One of the most common jokes about baseball is that it’s a sport so boring that the most exciting thing that can happen in it is a game where nobody gets a hit. The Reduced Shakespeare Company included that joke in their recent show The Complete World of Sports (abridged), or at least they did when they came to Ithaca in March but as one-liners go, it’s far from new. And if you’re going to discuss what Francisco Liriano accomplished tonight in pitching a “no-no” for the Minnesota Twins against the Chicago White Sox, you do have to admit that the no-hitter is rather an odd duck as sports feats go.
It’s not a great test of a pitcher’s overall talent. Consider this: the list of pitchers who never threw a no-hitter in their careers includes Tom Seaver, a pitcher so talented that the bidding between teams to sign him as a prospect was one of the reasons for the establishment of the MLB Draft, Andy Pettitte and all three of the Atlanta Braves’ great pitchers of the 1990’s: Greg Maddux, John Smoltz and Tom Glavine. By contrast, the pitchers who have thrown no-hitters include such luminaries as Johnny Van Der Meer, who threw two straight in 1938 then never did it again, Chris Bosio and Bud Smith.
Quick! Name the last Twins pitcher to throw a n0-hitter before Liriano. I’ll even give you a hint: he did it in 1999. You guessed it! Eric Milton-hey, wait, you little liar! I know very well there’s no way you could have guessed that! Milton’s one of the ones you always miss on the Sporcle quizzes about no-hitters. Not surprising since he hasn’t played in the majors since 2009, when he made a grand total of five starts for the Los Angeles Dodgers and hasn’t made more than six appearances in a season since 2006, when he went 8-8 for the 80-82 Cincinnati Reds.

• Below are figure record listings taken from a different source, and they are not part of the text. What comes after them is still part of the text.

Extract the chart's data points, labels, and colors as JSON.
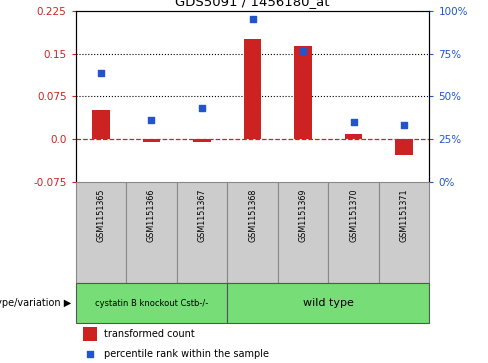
{
  "title": "GDS5091 / 1456180_at",
  "samples": [
    "GSM1151365",
    "GSM1151366",
    "GSM1151367",
    "GSM1151368",
    "GSM1151369",
    "GSM1151370",
    "GSM1151371"
  ],
  "bar_values": [
    0.05,
    -0.005,
    -0.005,
    0.175,
    0.163,
    0.008,
    -0.028
  ],
  "dot_values": [
    0.115,
    0.033,
    0.055,
    0.21,
    0.155,
    0.03,
    0.025
  ],
  "ylim_left": [
    -0.075,
    0.225
  ],
  "yticks_left": [
    -0.075,
    0.0,
    0.075,
    0.15,
    0.225
  ],
  "yticks_right_pct": [
    0,
    25,
    50,
    75,
    100
  ],
  "bar_color": "#cc2222",
  "dot_color": "#2255cc",
  "zero_line_color": "#cc2222",
  "grid_color": "#000000",
  "group1_label": "cystatin B knockout Cstb-/-",
  "group2_label": "wild type",
  "group1_count": 3,
  "group2_count": 4,
  "group_color": "#77dd77",
  "sample_box_color": "#cccccc",
  "sample_box_edge": "#888888",
  "legend_bar_label": "transformed count",
  "legend_dot_label": "percentile rank within the sample",
  "genotype_label": "genotype/variation"
}
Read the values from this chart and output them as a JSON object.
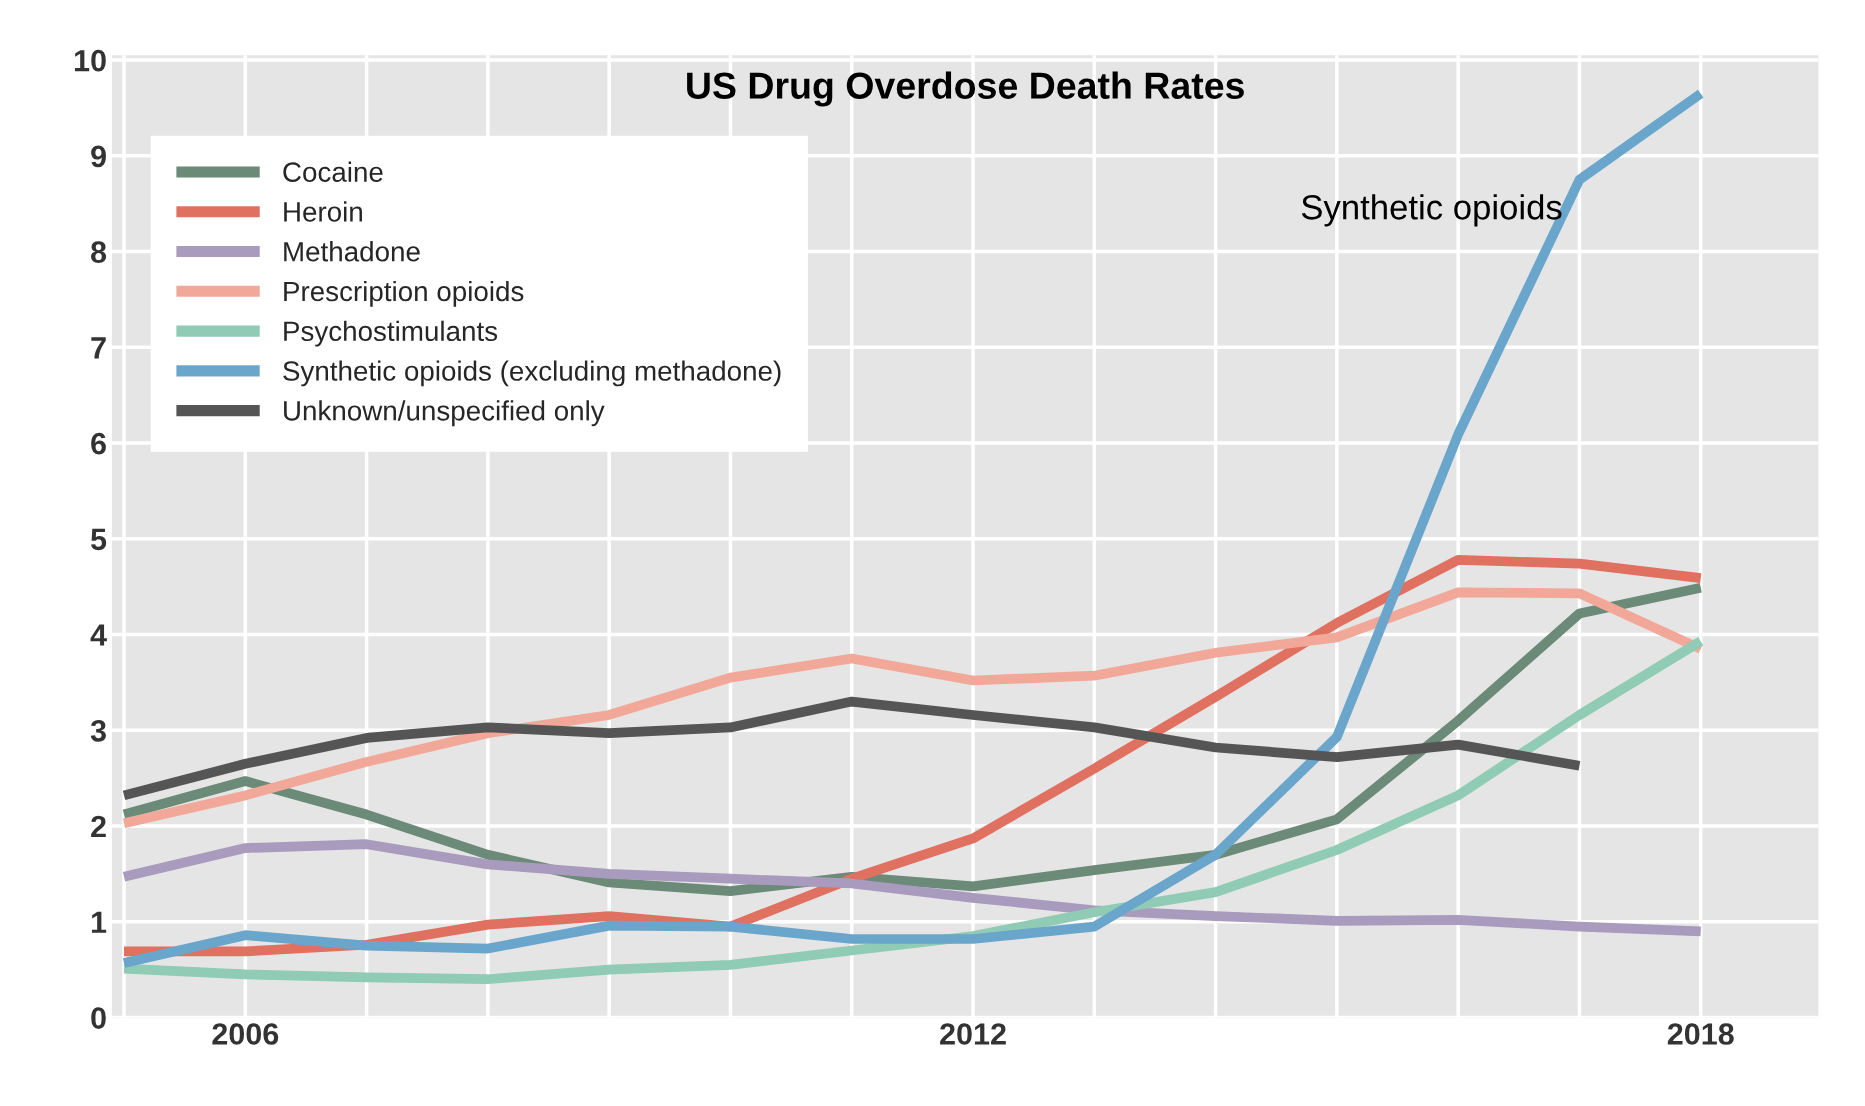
{
  "chart_data": {
    "type": "line",
    "title": "US Drug Overdose Death Rates",
    "x": [
      2005,
      2006,
      2007,
      2008,
      2009,
      2010,
      2011,
      2012,
      2013,
      2014,
      2015,
      2016,
      2017,
      2018
    ],
    "series": [
      {
        "name": "Cocaine",
        "color": "#6b8a78",
        "values": [
          2.12,
          2.47,
          2.12,
          1.7,
          1.41,
          1.32,
          1.47,
          1.37,
          1.54,
          1.7,
          2.07,
          3.1,
          4.22,
          4.49
        ]
      },
      {
        "name": "Heroin",
        "color": "#e07060",
        "values": [
          0.69,
          0.69,
          0.76,
          0.97,
          1.06,
          0.95,
          1.45,
          1.87,
          2.6,
          3.35,
          4.12,
          4.78,
          4.74,
          4.59
        ]
      },
      {
        "name": "Methadone",
        "color": "#a99bbd",
        "values": [
          1.47,
          1.77,
          1.81,
          1.6,
          1.5,
          1.45,
          1.4,
          1.25,
          1.12,
          1.06,
          1.01,
          1.02,
          0.95,
          0.9
        ]
      },
      {
        "name": "Prescription opioids",
        "color": "#f2a898",
        "values": [
          2.03,
          2.32,
          2.67,
          2.97,
          3.16,
          3.55,
          3.75,
          3.52,
          3.57,
          3.81,
          3.97,
          4.44,
          4.43,
          3.85
        ]
      },
      {
        "name": "Psychostimulants",
        "color": "#8fcbb5",
        "values": [
          0.51,
          0.45,
          0.42,
          0.4,
          0.5,
          0.55,
          0.7,
          0.85,
          1.1,
          1.31,
          1.75,
          2.32,
          3.16,
          3.93
        ]
      },
      {
        "name": "Synthetic opioids (excluding methadone)",
        "color": "#6aa6cc",
        "values": [
          0.57,
          0.86,
          0.75,
          0.72,
          0.96,
          0.95,
          0.82,
          0.82,
          0.95,
          1.7,
          2.93,
          6.09,
          8.75,
          9.65
        ]
      },
      {
        "name": "Unknown/unspecified only",
        "color": "#555555",
        "values": [
          2.32,
          2.65,
          2.92,
          3.03,
          2.97,
          3.03,
          3.3,
          3.16,
          3.03,
          2.82,
          2.72,
          2.85,
          2.63,
          null
        ]
      }
    ],
    "annotations": [
      {
        "text": "Synthetic opioids",
        "x": 2017,
        "y": 8.75
      }
    ],
    "xlim": [
      2004.9,
      2018.97
    ],
    "xticks": [
      {
        "value": 2005,
        "label": null
      },
      2006,
      {
        "value": 2007,
        "label": null
      },
      {
        "value": 2008,
        "label": null
      },
      {
        "value": 2009,
        "label": null
      },
      {
        "value": 2010,
        "label": null
      },
      {
        "value": 2011,
        "label": null
      },
      2012,
      {
        "value": 2013,
        "label": null
      },
      {
        "value": 2014,
        "label": null
      },
      {
        "value": 2015,
        "label": null
      },
      {
        "value": 2016,
        "label": null
      },
      {
        "value": 2017,
        "label": null
      },
      2018
    ],
    "ylim": [
      0,
      10.05
    ],
    "yticks": [
      0,
      1,
      2,
      3,
      4,
      5,
      6,
      7,
      8,
      9,
      10
    ],
    "grid": true,
    "legend": "top left",
    "marker": "none",
    "line_style": "solid"
  }
}
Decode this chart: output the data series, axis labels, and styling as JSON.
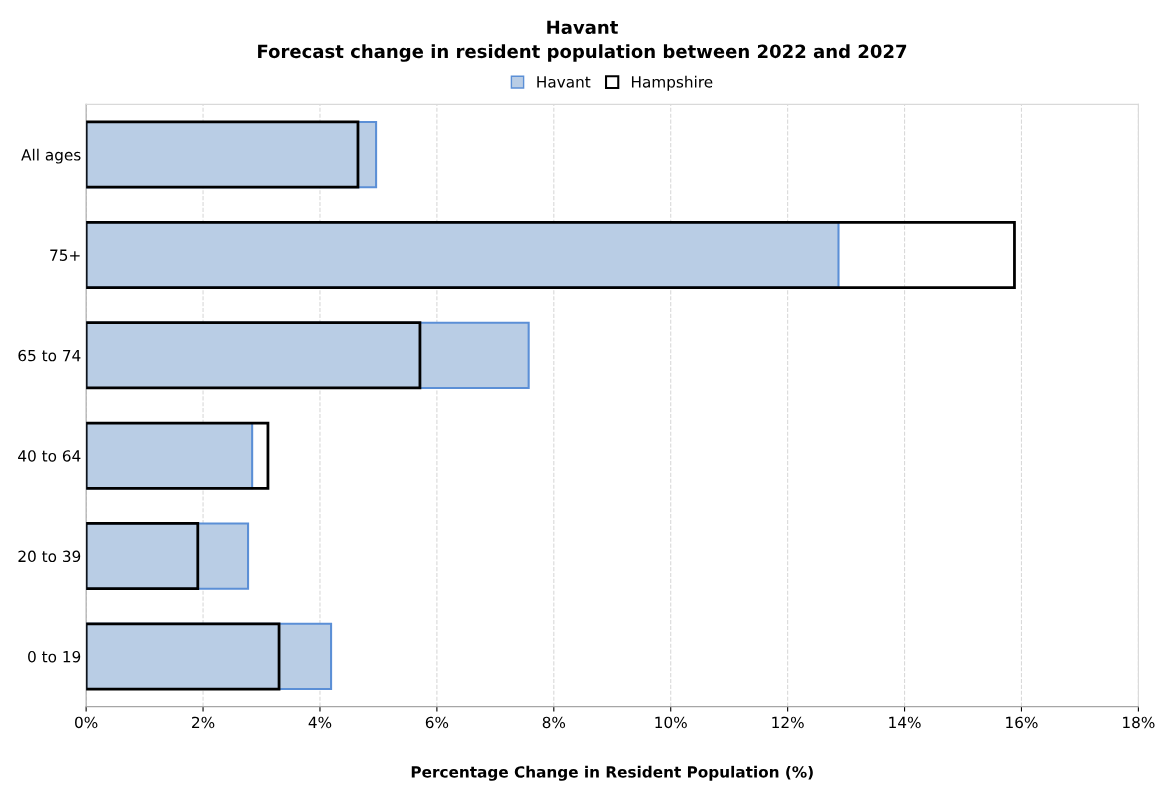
{
  "chart_data": {
    "type": "bar",
    "orientation": "horizontal",
    "title": "Havant",
    "subtitle": "Forecast change in resident population between 2022 and 2027",
    "xlabel": "Percentage Change in Resident Population (%)",
    "categories": [
      "All ages",
      "75+",
      "65 to 74",
      "40 to 64",
      "20 to 39",
      "0 to 19"
    ],
    "series": [
      {
        "name": "Havant",
        "color": "#b9cde5",
        "values": [
          4.96,
          12.87,
          7.57,
          2.84,
          2.77,
          4.19
        ]
      },
      {
        "name": "Hampshire",
        "color": "#000000",
        "values": [
          4.65,
          15.88,
          5.71,
          3.11,
          1.91,
          3.3
        ]
      }
    ],
    "xlim": [
      0,
      18
    ],
    "xticks": [
      {
        "value": 0,
        "label": "0%"
      },
      {
        "value": 2,
        "label": "2%"
      },
      {
        "value": 4,
        "label": "4%"
      },
      {
        "value": 6,
        "label": "6%"
      },
      {
        "value": 8,
        "label": "8%"
      },
      {
        "value": 10,
        "label": "10%"
      },
      {
        "value": 12,
        "label": "12%"
      },
      {
        "value": 14,
        "label": "14%"
      },
      {
        "value": 16,
        "label": "16%"
      },
      {
        "value": 18,
        "label": "18%"
      }
    ],
    "grid": "x",
    "line_style": "dashed",
    "legend": "top"
  }
}
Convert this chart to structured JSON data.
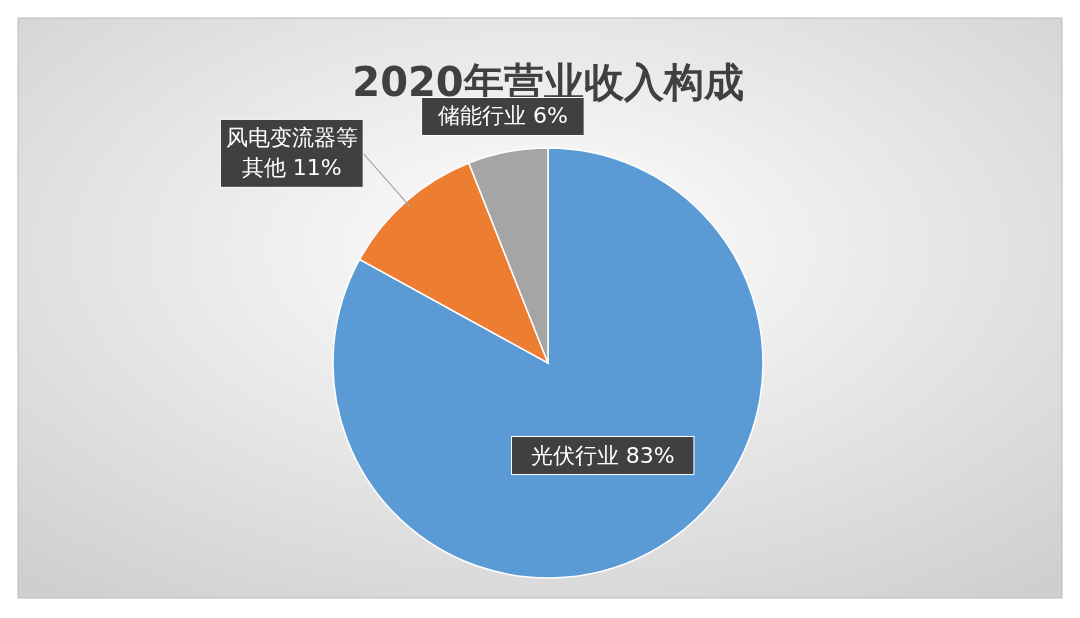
{
  "chart_data": {
    "type": "pie",
    "title": "2020年营业收入构成",
    "categories": [
      "光伏行业",
      "风电变流器等其他",
      "储能行业"
    ],
    "values": [
      83,
      11,
      6
    ],
    "colors": [
      "#5b9bd5",
      "#ed7d31",
      "#a5a5a5"
    ],
    "value_labels": [
      "83%",
      "11%",
      "6%"
    ]
  }
}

My point is, no-hitters depend an awful lot on what’s often, for lack of a better term, referred to as “luck” or at least “an awful lot of improbable but all fortuitous chances occurring within a very short span of time.” (Like I said, “for lack of a better term.”) And that’s actually part of what makes them just so interesting. Everything has to go right.
You have to have your fair share of at-bats that end within the first three pitches, which doesn’t happen in most at-bats, but they all have to end with the player out or at least on base because of an error, and the probability of that is even lower. You have to have at least some strikeouts. You have to have no singles, no doubles, no triples, no home runs, be they one-run, two-run, three-run or grand slam.
You have to have no game-stopping injuries, something that’s not a given when a pitcher’s out there for so long. You have to have cooperating weather, something that’s REALLY not a given when you consider how many rainouts have occurred this season so far (19, two short of the total for 2010).
Because all of these variables have to come together in a game that likely was the first sport to come up with advanced statistics because it has so many different variables, every pitch becomes an event. Where baseball’s usual problem is how long an at-bat takes and how boring it can become as the pitcher and batter try to wear each other out, in a potential no-hitter, every pitch is exciting.
Will the pitcher retire his man within the first three pitches? Will the next pitch be a strike? A ball? An out? A foul? Will the umpire mess up? The defense? It’s tension but focused tension, not the tension that quickly turns into boredom during a 14-3 blowout in the second game of a doubleheader. And that is how an event where nothing ever happens can be the most interesting event of all.